Duhaime's Law Dictionary

Tax Definition:

A payment to a public authority, required by statute, for a public purpose.

Related Terms: Tax Amnesty, Tax Avoidance, Tax Evasion, Direct Tax, Income Tax, Levy

John Bouvier defined a tax as:

"A pecuniary burden imposed for the support of the government. The enforced proportional contribution of persons and property levied by the authority of the state for the support of the government and for all public needs."

In Lower Mainland, the Privy Council, Justice Thankerton for the Court, wrote that taxes:

"... are compulsorily imposed by a statutory (authority)...

"They are enforceable by law... (and) compulsion is an essential feature of taxation."

TAX RETURNIn Australia, Justice Dwyer wrote, in Leake:

"A compulsory contribution, or an impost, may be nonetheless a tax, though not so called.

"The distinguishing feature of a tax ... is that it is a compulsory contribution imposed by a sovereign authority on, and required from, the general body of subjects or citizens, as distinguished from isolated levies on individuals."

In Canada, an oft-cited definition is that of Justice Duff of the Supreme Court in Lawson:

"That they are taxes, I have no doubt. In the first place they are enforceable by law .... Then they are imposed under the authority of the legislature.

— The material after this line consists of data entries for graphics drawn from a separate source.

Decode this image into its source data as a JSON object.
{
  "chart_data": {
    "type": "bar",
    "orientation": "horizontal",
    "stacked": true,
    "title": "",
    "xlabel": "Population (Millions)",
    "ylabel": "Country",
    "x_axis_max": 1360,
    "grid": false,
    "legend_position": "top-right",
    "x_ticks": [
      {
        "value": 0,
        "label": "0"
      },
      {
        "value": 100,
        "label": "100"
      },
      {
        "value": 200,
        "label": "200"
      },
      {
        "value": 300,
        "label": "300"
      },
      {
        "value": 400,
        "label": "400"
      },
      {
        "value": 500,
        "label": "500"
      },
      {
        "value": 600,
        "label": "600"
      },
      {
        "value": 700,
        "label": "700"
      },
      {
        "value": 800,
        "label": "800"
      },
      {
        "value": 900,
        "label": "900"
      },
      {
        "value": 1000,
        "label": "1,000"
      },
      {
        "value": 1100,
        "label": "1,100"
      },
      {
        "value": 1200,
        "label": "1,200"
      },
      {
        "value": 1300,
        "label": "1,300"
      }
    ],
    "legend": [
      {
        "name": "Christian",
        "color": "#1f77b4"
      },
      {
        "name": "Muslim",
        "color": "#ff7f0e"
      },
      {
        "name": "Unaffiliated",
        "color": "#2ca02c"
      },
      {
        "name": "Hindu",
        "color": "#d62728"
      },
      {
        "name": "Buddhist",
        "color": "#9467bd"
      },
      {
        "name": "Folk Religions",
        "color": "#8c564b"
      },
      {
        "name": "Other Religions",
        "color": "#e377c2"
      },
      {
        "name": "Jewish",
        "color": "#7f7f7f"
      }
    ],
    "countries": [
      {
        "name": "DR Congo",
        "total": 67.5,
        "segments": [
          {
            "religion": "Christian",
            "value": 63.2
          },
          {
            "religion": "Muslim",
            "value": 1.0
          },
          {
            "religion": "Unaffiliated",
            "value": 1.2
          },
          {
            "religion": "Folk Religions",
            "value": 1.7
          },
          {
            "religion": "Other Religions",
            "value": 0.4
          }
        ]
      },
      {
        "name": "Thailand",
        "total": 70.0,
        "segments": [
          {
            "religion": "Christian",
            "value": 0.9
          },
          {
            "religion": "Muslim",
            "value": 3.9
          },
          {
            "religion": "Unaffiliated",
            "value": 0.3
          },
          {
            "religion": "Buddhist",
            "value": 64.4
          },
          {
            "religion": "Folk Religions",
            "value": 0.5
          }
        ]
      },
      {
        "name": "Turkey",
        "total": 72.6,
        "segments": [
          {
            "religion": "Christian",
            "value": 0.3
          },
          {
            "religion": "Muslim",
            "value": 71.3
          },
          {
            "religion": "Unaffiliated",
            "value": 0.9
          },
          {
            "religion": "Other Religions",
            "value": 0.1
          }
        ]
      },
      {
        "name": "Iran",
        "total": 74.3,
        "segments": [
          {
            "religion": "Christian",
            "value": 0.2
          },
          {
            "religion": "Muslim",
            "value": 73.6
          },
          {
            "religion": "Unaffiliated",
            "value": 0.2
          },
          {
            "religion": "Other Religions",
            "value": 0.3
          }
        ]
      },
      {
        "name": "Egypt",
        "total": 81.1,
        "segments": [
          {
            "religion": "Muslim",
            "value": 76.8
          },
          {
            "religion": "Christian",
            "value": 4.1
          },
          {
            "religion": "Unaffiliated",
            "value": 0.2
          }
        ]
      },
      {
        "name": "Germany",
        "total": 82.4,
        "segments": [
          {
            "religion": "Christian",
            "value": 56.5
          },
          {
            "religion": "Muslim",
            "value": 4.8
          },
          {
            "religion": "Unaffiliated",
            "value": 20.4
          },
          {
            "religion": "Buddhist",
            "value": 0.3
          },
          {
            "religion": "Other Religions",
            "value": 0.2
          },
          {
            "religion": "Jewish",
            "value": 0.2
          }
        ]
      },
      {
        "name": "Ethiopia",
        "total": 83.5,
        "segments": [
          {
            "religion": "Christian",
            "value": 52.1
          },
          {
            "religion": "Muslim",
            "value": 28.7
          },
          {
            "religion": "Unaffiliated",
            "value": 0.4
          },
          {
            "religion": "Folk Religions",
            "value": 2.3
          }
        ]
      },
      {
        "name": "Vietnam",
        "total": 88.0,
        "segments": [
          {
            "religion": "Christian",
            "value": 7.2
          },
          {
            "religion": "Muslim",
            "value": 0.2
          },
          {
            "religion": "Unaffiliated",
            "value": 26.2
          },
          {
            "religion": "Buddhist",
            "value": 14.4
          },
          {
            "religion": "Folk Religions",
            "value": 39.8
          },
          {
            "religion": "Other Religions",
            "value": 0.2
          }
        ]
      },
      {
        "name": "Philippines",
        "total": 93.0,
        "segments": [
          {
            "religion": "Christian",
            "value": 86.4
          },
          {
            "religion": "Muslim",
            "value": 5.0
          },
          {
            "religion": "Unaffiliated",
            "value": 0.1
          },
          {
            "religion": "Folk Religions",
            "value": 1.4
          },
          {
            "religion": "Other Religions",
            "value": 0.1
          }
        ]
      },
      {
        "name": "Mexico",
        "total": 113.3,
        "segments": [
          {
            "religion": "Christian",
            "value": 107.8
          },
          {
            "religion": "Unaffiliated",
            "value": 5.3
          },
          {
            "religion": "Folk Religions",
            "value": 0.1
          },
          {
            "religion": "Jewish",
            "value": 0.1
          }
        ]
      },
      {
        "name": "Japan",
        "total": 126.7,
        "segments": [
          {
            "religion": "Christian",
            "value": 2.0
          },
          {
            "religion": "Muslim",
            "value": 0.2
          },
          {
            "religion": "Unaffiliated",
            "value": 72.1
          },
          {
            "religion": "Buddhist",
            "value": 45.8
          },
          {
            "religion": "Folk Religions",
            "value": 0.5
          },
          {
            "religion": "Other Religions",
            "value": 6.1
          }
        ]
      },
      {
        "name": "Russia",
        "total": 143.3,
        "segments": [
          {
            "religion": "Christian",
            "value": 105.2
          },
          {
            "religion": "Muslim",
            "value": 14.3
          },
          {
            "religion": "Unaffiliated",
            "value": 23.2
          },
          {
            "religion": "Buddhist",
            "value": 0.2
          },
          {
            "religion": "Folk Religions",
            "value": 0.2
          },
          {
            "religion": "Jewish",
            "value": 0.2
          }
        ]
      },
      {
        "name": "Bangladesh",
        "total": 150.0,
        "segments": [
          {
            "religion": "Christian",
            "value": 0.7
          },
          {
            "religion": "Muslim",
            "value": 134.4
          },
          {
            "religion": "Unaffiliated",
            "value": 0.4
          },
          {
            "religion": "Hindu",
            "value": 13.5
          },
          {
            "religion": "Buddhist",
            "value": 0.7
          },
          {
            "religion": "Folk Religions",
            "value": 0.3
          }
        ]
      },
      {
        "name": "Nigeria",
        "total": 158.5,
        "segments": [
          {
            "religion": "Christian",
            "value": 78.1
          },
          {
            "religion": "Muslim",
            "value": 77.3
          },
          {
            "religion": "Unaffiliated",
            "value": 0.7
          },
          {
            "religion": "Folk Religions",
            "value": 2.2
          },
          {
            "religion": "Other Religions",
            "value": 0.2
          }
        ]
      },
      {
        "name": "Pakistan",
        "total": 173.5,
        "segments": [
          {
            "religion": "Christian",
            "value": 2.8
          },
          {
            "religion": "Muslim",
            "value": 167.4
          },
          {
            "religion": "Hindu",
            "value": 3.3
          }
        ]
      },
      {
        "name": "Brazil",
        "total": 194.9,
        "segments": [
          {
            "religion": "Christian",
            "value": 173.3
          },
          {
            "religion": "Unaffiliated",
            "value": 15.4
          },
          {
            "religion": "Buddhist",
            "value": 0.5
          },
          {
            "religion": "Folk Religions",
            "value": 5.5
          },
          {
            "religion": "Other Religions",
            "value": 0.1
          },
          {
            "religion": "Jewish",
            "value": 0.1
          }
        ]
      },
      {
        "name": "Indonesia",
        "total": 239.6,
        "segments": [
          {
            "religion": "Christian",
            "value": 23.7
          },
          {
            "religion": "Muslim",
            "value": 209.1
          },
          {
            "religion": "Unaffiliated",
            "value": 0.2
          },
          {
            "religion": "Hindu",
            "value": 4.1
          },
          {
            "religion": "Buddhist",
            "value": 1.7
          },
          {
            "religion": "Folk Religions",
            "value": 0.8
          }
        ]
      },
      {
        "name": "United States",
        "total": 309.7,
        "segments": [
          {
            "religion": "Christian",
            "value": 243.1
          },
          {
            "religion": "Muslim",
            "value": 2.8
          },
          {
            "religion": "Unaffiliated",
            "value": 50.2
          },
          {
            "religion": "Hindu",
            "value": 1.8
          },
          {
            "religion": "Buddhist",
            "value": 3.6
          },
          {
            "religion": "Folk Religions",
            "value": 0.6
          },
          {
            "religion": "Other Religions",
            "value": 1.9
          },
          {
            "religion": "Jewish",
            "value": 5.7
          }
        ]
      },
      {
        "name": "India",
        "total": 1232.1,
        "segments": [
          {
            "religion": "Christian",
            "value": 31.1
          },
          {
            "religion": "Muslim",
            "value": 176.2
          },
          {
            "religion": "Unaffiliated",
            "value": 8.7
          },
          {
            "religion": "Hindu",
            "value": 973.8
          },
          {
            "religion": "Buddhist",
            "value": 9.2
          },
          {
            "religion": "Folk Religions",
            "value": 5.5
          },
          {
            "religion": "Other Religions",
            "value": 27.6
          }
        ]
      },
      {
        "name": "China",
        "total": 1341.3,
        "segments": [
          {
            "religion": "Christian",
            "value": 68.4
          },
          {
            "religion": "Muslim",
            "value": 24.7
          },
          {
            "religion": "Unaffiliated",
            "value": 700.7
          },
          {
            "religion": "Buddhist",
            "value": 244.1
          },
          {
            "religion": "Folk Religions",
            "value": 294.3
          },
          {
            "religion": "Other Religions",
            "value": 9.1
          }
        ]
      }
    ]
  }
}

They are imposed by a public body.... The levy is also made for a public purpose."

In Ontario Private Campground, Justice Howden wrote:

"A tax is defined as an impost or levy by the legislature or other public body for a public purpose, enforced by law.

"At common law, the terms fee and charge do not exclude a tax and have been used interchangeably; therefore it was held in British Columbia that a fee imposed by provincial statute on operators of mobile home parks ... was considered to be a tax on land. Similar fees or taxes on mobile home parks have been upheld as land taxes."

But in Westbank, at ¶4, Justice Gonthier of the Canadian Supreme Court distinguished a tax from a user-fee:

"The impugned charges bear all of the traditional hallmarks of a tax. They are enforceable by law, imposed pursuant to the authority of Parliament, levied by a public body, and are imposed for a public purpose. There is no nexus between the revenues raised and the cost of any services provided. As such, they do not resemble a user fee, nor any other form of a regulatory charge."

In civil procedure, tax is also used a a verb and refers to the process of challenging a general bill of a lawyer and subjecting it to the detailed review of a court. The process is referred to as taxation.

Finally, these words of Justice Oliver Wendell Holmes of the United States Supreme Court in Compana de Tobacos v Collector:

"Taxes are what we pay for civilized society."